October 9 — November 13, 2021
Indeterminate Conversations 1990 – 2006
Annette Lawrence
Conduit Gallery is honored to announce the solo exhibition, Indeterminate Conversations 1990 - 2006, a survey of artworks by Annette Lawrence.
Encompassing both gallery spaces of Conduit Gallery, Indeterminate Conversations 1990 – 2006 offers a look at four bodies of Annette Lawrence’s work and the transitional pieces between them. The works in the show present a rare gathering of early large-scale pieces with bold patterning, systems of repetition, and multiple parts. Looking at these works now is akin to seeing them come of age. They are full of life and well suited for the disruptive moment we are currently experiencing.
The works in Indeterminate Conversations mirror the process of Annette Lawrence’s studio practice. The exhibition charts Lawrence’s work beginning with the monumental work on paper, Wallpaper, which Lawrence created for her MFA Thesis exhibition in 1990 and presents various bodies of works through 2006. While Wallpaper is a play on space and form through alternating views of shadows cast by a vase of flowers, it laid the foundation for a close look at text as image.

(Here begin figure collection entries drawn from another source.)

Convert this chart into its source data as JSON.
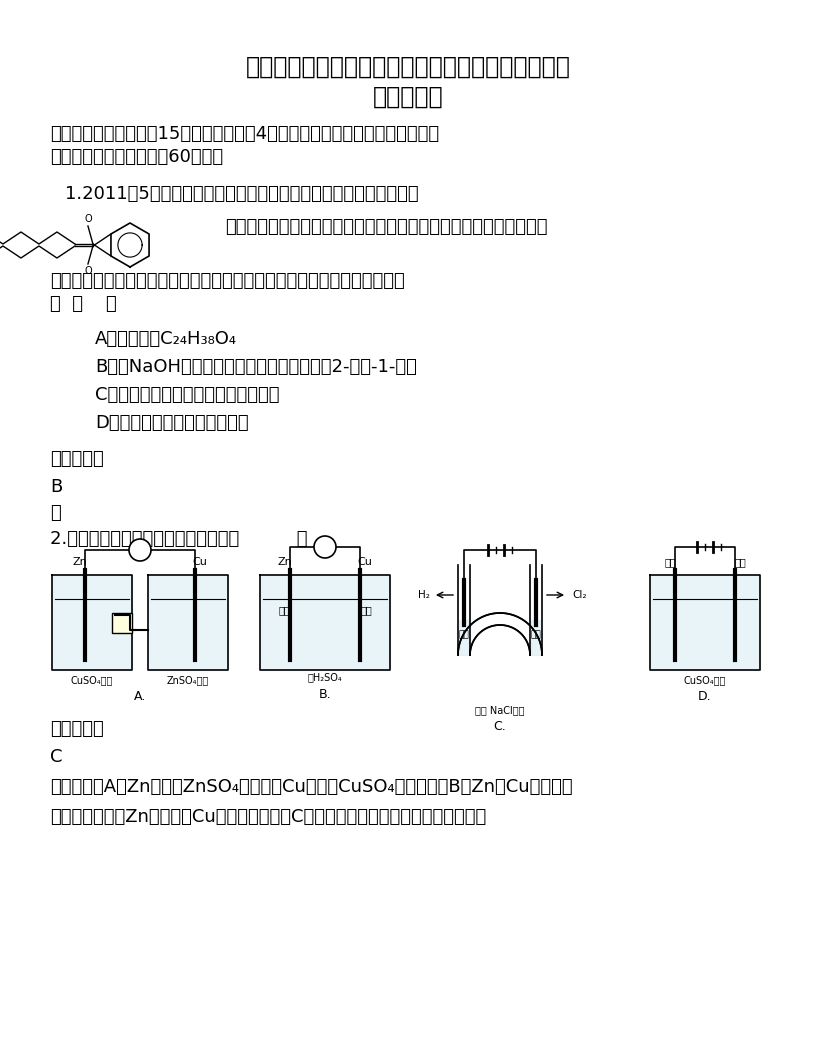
{
  "title_line1": "辽宁省大连市第五十七高级中学高二化学上学期期末",
  "title_line2": "试题含解析",
  "section1": "一、单选题（本大题共15个小题，每小题4分。在每小题给出的四个选项中，只",
  "section1b": "有一项符合题目要求，共60分。）",
  "q1_intro": "1.2011年5月下旬揭露出的台湾食品添加剂毒害事件中的核心物质为",
  "q1_text1": "，不法厂商将这种本是用于塑料生产的物质添加到饮料、食品中，从",
  "q1_text2": "而造成了人类史上最大的塑化剂污染事件，下面有关该物质的说法中错误的",
  "q1_text3": "是  （    ）",
  "q1_A": "A．分子式为C₂₄H₃₈O₄",
  "q1_B": "B．在NaOH溶液中水解会生成邻苯二甲酸与2-乙基-1-己醇",
  "q1_C": "C．该物质进入人体内会有害身体健康",
  "q1_D": "D．难溶于水，可溶于有机溶剂",
  "ref_ans": "参考答案：",
  "ans1": "B",
  "brief1": "略",
  "q2_text": "2.下图有关电化学的示意图正确的是（          ）",
  "ref_ans2": "参考答案：",
  "ans2": "C",
  "analysis_line1": "试题分析：A、Zn应放在ZnSO₄溶液中，Cu应放在CuSO₄中，错误；B、Zn、Cu、稀硫酸",
  "analysis_line2": "构成的原电池中Zn是负极，Cu是正极，错误；C、用石墨作电极电解饱和食盐水阳极得",
  "bg_color": "#ffffff",
  "text_color": "#000000"
}
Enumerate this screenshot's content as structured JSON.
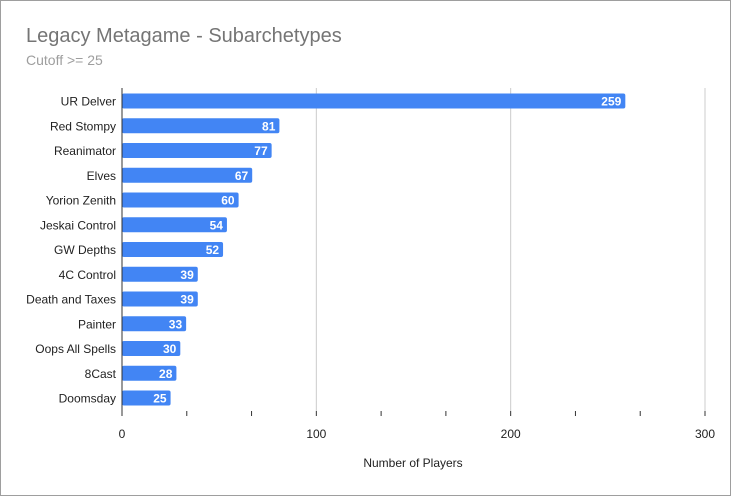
{
  "chart_data": {
    "type": "bar",
    "orientation": "horizontal",
    "title": "Legacy Metagame - Subarchetypes",
    "subtitle": "Cutoff >= 25",
    "xlabel": "Number of Players",
    "ylabel": "",
    "categories": [
      "UR Delver",
      "Red Stompy",
      "Reanimator",
      "Elves",
      "Yorion Zenith",
      "Jeskai Control",
      "GW Depths",
      "4C Control",
      "Death and Taxes",
      "Painter",
      "Oops All Spells",
      "8Cast",
      "Doomsday"
    ],
    "values": [
      259,
      81,
      77,
      67,
      60,
      54,
      52,
      39,
      39,
      33,
      30,
      28,
      25
    ],
    "xlim": [
      0,
      300
    ],
    "xticks": [
      0,
      100,
      200,
      300
    ],
    "grid": true,
    "legend": "none",
    "bar_color": "#4285f4",
    "data_labels": true
  }
}
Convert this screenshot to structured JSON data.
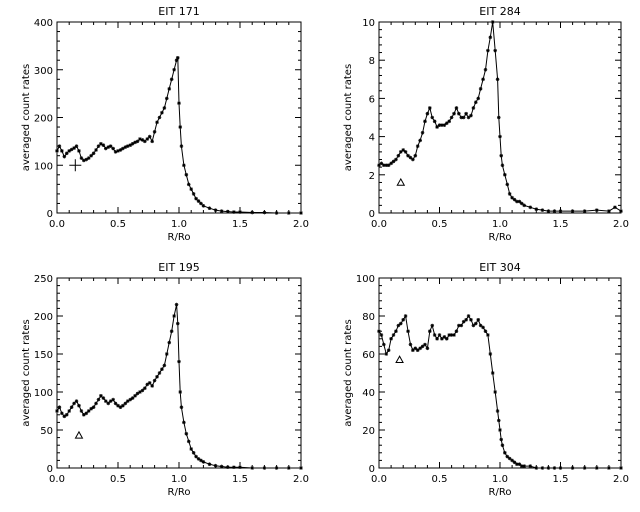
{
  "colors": {
    "background": "#ffffff",
    "ink": "#000000"
  },
  "chart_data": [
    {
      "type": "line",
      "title": "EIT 171",
      "xlabel": "R/Ro",
      "ylabel": "averaged count rates",
      "xlim": [
        0.0,
        2.0
      ],
      "ylim": [
        0,
        400
      ],
      "xticks": [
        0.0,
        0.5,
        1.0,
        1.5,
        2.0
      ],
      "xtick_labels": [
        "0.0",
        "0.5",
        "1.0",
        "1.5",
        "2.0"
      ],
      "yticks": [
        0,
        100,
        200,
        300,
        400
      ],
      "ytick_labels": [
        "0",
        "100",
        "200",
        "300",
        "400"
      ],
      "marker_symbol": "plus",
      "marker_point": [
        0.15,
        100
      ],
      "series": [
        {
          "x": [
            0.0,
            0.02,
            0.04,
            0.06,
            0.08,
            0.1,
            0.12,
            0.14,
            0.16,
            0.18,
            0.2,
            0.22,
            0.24,
            0.26,
            0.28,
            0.3,
            0.32,
            0.34,
            0.36,
            0.38,
            0.4,
            0.42,
            0.44,
            0.46,
            0.48,
            0.5,
            0.52,
            0.54,
            0.56,
            0.58,
            0.6,
            0.62,
            0.64,
            0.66,
            0.68,
            0.7,
            0.72,
            0.74,
            0.76,
            0.78,
            0.8,
            0.82,
            0.84,
            0.86,
            0.88,
            0.9,
            0.92,
            0.94,
            0.96,
            0.98,
            0.99,
            1.0,
            1.01,
            1.02,
            1.04,
            1.06,
            1.08,
            1.1,
            1.12,
            1.14,
            1.16,
            1.18,
            1.2,
            1.25,
            1.3,
            1.35,
            1.4,
            1.45,
            1.5,
            1.6,
            1.7,
            1.8,
            1.9,
            2.0
          ],
          "y": [
            130,
            140,
            130,
            118,
            125,
            130,
            133,
            136,
            140,
            130,
            115,
            110,
            112,
            115,
            120,
            125,
            132,
            140,
            145,
            142,
            135,
            138,
            140,
            135,
            128,
            130,
            132,
            135,
            138,
            140,
            142,
            145,
            148,
            150,
            155,
            153,
            150,
            155,
            160,
            150,
            170,
            190,
            200,
            210,
            220,
            240,
            260,
            280,
            300,
            320,
            325,
            230,
            180,
            140,
            100,
            80,
            60,
            50,
            40,
            30,
            25,
            20,
            15,
            10,
            6,
            4,
            3,
            2,
            2,
            1,
            1,
            0,
            0,
            0
          ]
        }
      ]
    },
    {
      "type": "line",
      "title": "EIT 284",
      "xlabel": "R/Ro",
      "ylabel": "averaged count rates",
      "xlim": [
        0.0,
        2.0
      ],
      "ylim": [
        0,
        10
      ],
      "xticks": [
        0.0,
        0.5,
        1.0,
        1.5,
        2.0
      ],
      "xtick_labels": [
        "0.0",
        "0.5",
        "1.0",
        "1.5",
        "2.0"
      ],
      "yticks": [
        0,
        2,
        4,
        6,
        8,
        10
      ],
      "ytick_labels": [
        "0",
        "2",
        "4",
        "6",
        "8",
        "10"
      ],
      "marker_symbol": "triangle",
      "marker_point": [
        0.18,
        1.6
      ],
      "series": [
        {
          "x": [
            0.0,
            0.02,
            0.04,
            0.06,
            0.08,
            0.1,
            0.12,
            0.14,
            0.16,
            0.18,
            0.2,
            0.22,
            0.24,
            0.26,
            0.28,
            0.3,
            0.32,
            0.34,
            0.36,
            0.38,
            0.4,
            0.42,
            0.44,
            0.46,
            0.48,
            0.5,
            0.52,
            0.54,
            0.56,
            0.58,
            0.6,
            0.62,
            0.64,
            0.66,
            0.68,
            0.7,
            0.72,
            0.74,
            0.76,
            0.78,
            0.8,
            0.82,
            0.84,
            0.86,
            0.88,
            0.9,
            0.92,
            0.94,
            0.96,
            0.98,
            0.99,
            1.0,
            1.01,
            1.02,
            1.04,
            1.06,
            1.08,
            1.1,
            1.12,
            1.14,
            1.16,
            1.18,
            1.2,
            1.25,
            1.3,
            1.35,
            1.4,
            1.45,
            1.5,
            1.6,
            1.7,
            1.8,
            1.9,
            1.95,
            2.0
          ],
          "y": [
            2.5,
            2.6,
            2.5,
            2.5,
            2.5,
            2.6,
            2.7,
            2.8,
            3.0,
            3.2,
            3.3,
            3.2,
            3.0,
            2.9,
            2.8,
            3.0,
            3.5,
            3.8,
            4.2,
            4.8,
            5.2,
            5.5,
            5.0,
            4.8,
            4.5,
            4.6,
            4.6,
            4.6,
            4.7,
            4.8,
            5.0,
            5.2,
            5.5,
            5.2,
            5.0,
            5.0,
            5.2,
            5.0,
            5.1,
            5.5,
            5.8,
            6.0,
            6.5,
            7.0,
            7.5,
            8.5,
            9.2,
            10.0,
            8.5,
            7.0,
            5.0,
            4.0,
            3.0,
            2.5,
            2.0,
            1.5,
            1.0,
            0.8,
            0.7,
            0.6,
            0.6,
            0.5,
            0.4,
            0.3,
            0.2,
            0.15,
            0.1,
            0.1,
            0.1,
            0.1,
            0.1,
            0.15,
            0.1,
            0.3,
            0.1
          ]
        }
      ]
    },
    {
      "type": "line",
      "title": "EIT 195",
      "xlabel": "R/Ro",
      "ylabel": "averaged count rates",
      "xlim": [
        0.0,
        2.0
      ],
      "ylim": [
        0,
        250
      ],
      "xticks": [
        0.0,
        0.5,
        1.0,
        1.5,
        2.0
      ],
      "xtick_labels": [
        "0.0",
        "0.5",
        "1.0",
        "1.5",
        "2.0"
      ],
      "yticks": [
        0,
        50,
        100,
        150,
        200,
        250
      ],
      "ytick_labels": [
        "0",
        "50",
        "100",
        "150",
        "200",
        "250"
      ],
      "marker_symbol": "triangle",
      "marker_point": [
        0.18,
        43
      ],
      "series": [
        {
          "x": [
            0.0,
            0.02,
            0.04,
            0.06,
            0.08,
            0.1,
            0.12,
            0.14,
            0.16,
            0.18,
            0.2,
            0.22,
            0.24,
            0.26,
            0.28,
            0.3,
            0.32,
            0.34,
            0.36,
            0.38,
            0.4,
            0.42,
            0.44,
            0.46,
            0.48,
            0.5,
            0.52,
            0.54,
            0.56,
            0.58,
            0.6,
            0.62,
            0.64,
            0.66,
            0.68,
            0.7,
            0.72,
            0.74,
            0.76,
            0.78,
            0.8,
            0.82,
            0.84,
            0.86,
            0.88,
            0.9,
            0.92,
            0.94,
            0.96,
            0.98,
            0.99,
            1.0,
            1.01,
            1.02,
            1.04,
            1.06,
            1.08,
            1.1,
            1.12,
            1.14,
            1.16,
            1.18,
            1.2,
            1.25,
            1.3,
            1.35,
            1.4,
            1.45,
            1.5,
            1.6,
            1.7,
            1.8,
            1.9,
            2.0
          ],
          "y": [
            75,
            80,
            72,
            68,
            70,
            75,
            80,
            85,
            88,
            82,
            75,
            70,
            72,
            75,
            78,
            80,
            85,
            90,
            95,
            92,
            88,
            85,
            88,
            90,
            85,
            82,
            80,
            82,
            85,
            88,
            90,
            92,
            95,
            98,
            100,
            102,
            105,
            110,
            112,
            108,
            115,
            120,
            125,
            130,
            135,
            150,
            165,
            180,
            200,
            215,
            190,
            140,
            100,
            80,
            60,
            45,
            35,
            25,
            20,
            15,
            12,
            10,
            8,
            5,
            3,
            2,
            1,
            1,
            1,
            0,
            0,
            0,
            0,
            0
          ]
        }
      ]
    },
    {
      "type": "line",
      "title": "EIT 304",
      "xlabel": "R/Ro",
      "ylabel": "averaged count rates",
      "xlim": [
        0.0,
        2.0
      ],
      "ylim": [
        0,
        100
      ],
      "xticks": [
        0.0,
        0.5,
        1.0,
        1.5,
        2.0
      ],
      "xtick_labels": [
        "0.0",
        "0.5",
        "1.0",
        "1.5",
        "2.0"
      ],
      "yticks": [
        0,
        20,
        40,
        60,
        80,
        100
      ],
      "ytick_labels": [
        "0",
        "20",
        "40",
        "60",
        "80",
        "100"
      ],
      "marker_symbol": "triangle",
      "marker_point": [
        0.17,
        57
      ],
      "series": [
        {
          "x": [
            0.0,
            0.02,
            0.04,
            0.06,
            0.08,
            0.1,
            0.12,
            0.14,
            0.16,
            0.18,
            0.2,
            0.22,
            0.24,
            0.26,
            0.28,
            0.3,
            0.32,
            0.34,
            0.36,
            0.38,
            0.4,
            0.42,
            0.44,
            0.46,
            0.48,
            0.5,
            0.52,
            0.54,
            0.56,
            0.58,
            0.6,
            0.62,
            0.64,
            0.66,
            0.68,
            0.7,
            0.72,
            0.74,
            0.76,
            0.78,
            0.8,
            0.82,
            0.84,
            0.86,
            0.88,
            0.9,
            0.92,
            0.94,
            0.96,
            0.98,
            0.99,
            1.0,
            1.01,
            1.02,
            1.04,
            1.06,
            1.08,
            1.1,
            1.12,
            1.14,
            1.16,
            1.18,
            1.2,
            1.25,
            1.3,
            1.35,
            1.4,
            1.45,
            1.5,
            1.6,
            1.7,
            1.8,
            1.9,
            2.0
          ],
          "y": [
            72,
            70,
            65,
            60,
            62,
            68,
            70,
            72,
            75,
            76,
            78,
            80,
            72,
            65,
            62,
            63,
            62,
            63,
            64,
            65,
            63,
            72,
            75,
            70,
            68,
            70,
            68,
            69,
            68,
            70,
            70,
            70,
            72,
            75,
            75,
            77,
            78,
            80,
            78,
            75,
            76,
            78,
            75,
            74,
            72,
            70,
            60,
            50,
            40,
            30,
            25,
            20,
            15,
            12,
            8,
            6,
            5,
            4,
            3,
            2,
            2,
            1,
            1,
            1,
            0,
            0,
            0,
            0,
            0,
            0,
            0,
            0,
            0,
            0
          ]
        }
      ]
    }
  ]
}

After a few years of using words, symbols, and numbers in myriad ways Lawrence made The Ancestors and the Womb (1995), a series of ten works on panel that use quilt patterns as signifiers for the relationship between text and code. A silhouette portrait of Lawrence’s grandmother, who was a quilter, is joined with a tight spiral of dates marking the activity of the artist’s womb in menstrual cycles. The title comes from a line in Julie Dash’s film Daughters of the Dust “the ancestors and the womb, they are the same”. Part of this series was exhibited in the 1997 Whitney Biennial. Five key pieces from the series will be included in this exhibition.
Now well known for the practice of counting within her works, the powerful Phoenix (1996) painting on brown paper saw Lawrence directly address the torrent of small Black churches that were burned in 1996. In each of the 12 individual works that make up the whole, a simple church structure is formed through the negative space of an opaque black ground. Sixty hash marks cut through the structure, each counting a church that burned. Lawrence stopped counting at 75 while officials debated whether the attacks were a coordinated effort. Speaking about Phoenix, Lawrence states, “...as these churches were burning, the communities around the churches were rebuilding them and coming out to help each other. It just proved that the church itself is not the building. The “church” was not damaged by the buildings being destroyed. It was actually strengthened because of the crisis. That’s why I called the work Phoenix.”
In subsequent years, Lawrence worked in tandem mining information and creating ways to represent that information visually. In 2001, she began creating a series of works on paper that visually represented music, specifically in the Theory drawings (2001) by systematizing her childhood music theory notebooks. States Lawrence, “I wanted to make a visual experience that feels like music sounds. My goal was for it to feel like there’s some kind of motion going on, with a lot of space and air.” That exploration of movement and a timely conversation with a mathematician led to the creation of a smaller body of work, including the multipart work Indigo Ellipse (2004), included in the exhibition. In the Ellipse works, Lawrence combined the music lesson notes from the Theory drawings with an elliptical form, then isolated the ellipse and “tipped it in space”, further pushing permutations of the patterns.
Throughout her thirty-year career, Lawrence has employed a thoughtful and measured approach to addressing topics in her artwork that range from the mundane stuff of everyday life to the unrelenting challenges that make up our shared experiences.
As seen in the artworks that make up Indeterminate Conversations, Lawrence affirms that through the beauty of geometry and music, the assurances of mathematics and the long gaze of history, we may be destined to reach deeper levels of meaning and thereby, understanding.
Lawrence’s work has been widely exhibited and is held in museums, and private collections including The Museum of Fine Arts, Houston, The Dallas Museum of Art, The Rachofsky Collection, ArtPace Center for Contemporary Art, Jack S. Blanton Museum of Art, American Airlines and the Art Collection of the Dallas Cowboys. She received a 2018 MacDowell Fellowship, the 2015 Moss/Chumley Award from the Meadows Museum, and the 2009 Otis and Velma Davis Dozier Travel Award from the Dallas Museum of Art. Her work was included in the 1997 Biennial Exhibition at the Whitney Museum of American Art, New York, NY. She is an alumnus of the Core Program at the Museum of Fine Arts, Houston, and Skowhegan. She earned a BFA from The Hartford Art School and an MFA from The Maryland Institute College of Art. She was a Professor of Studio Art at the University of North Texas until 2020, and is currently Visiting Faculty at Bennington College in Vermont.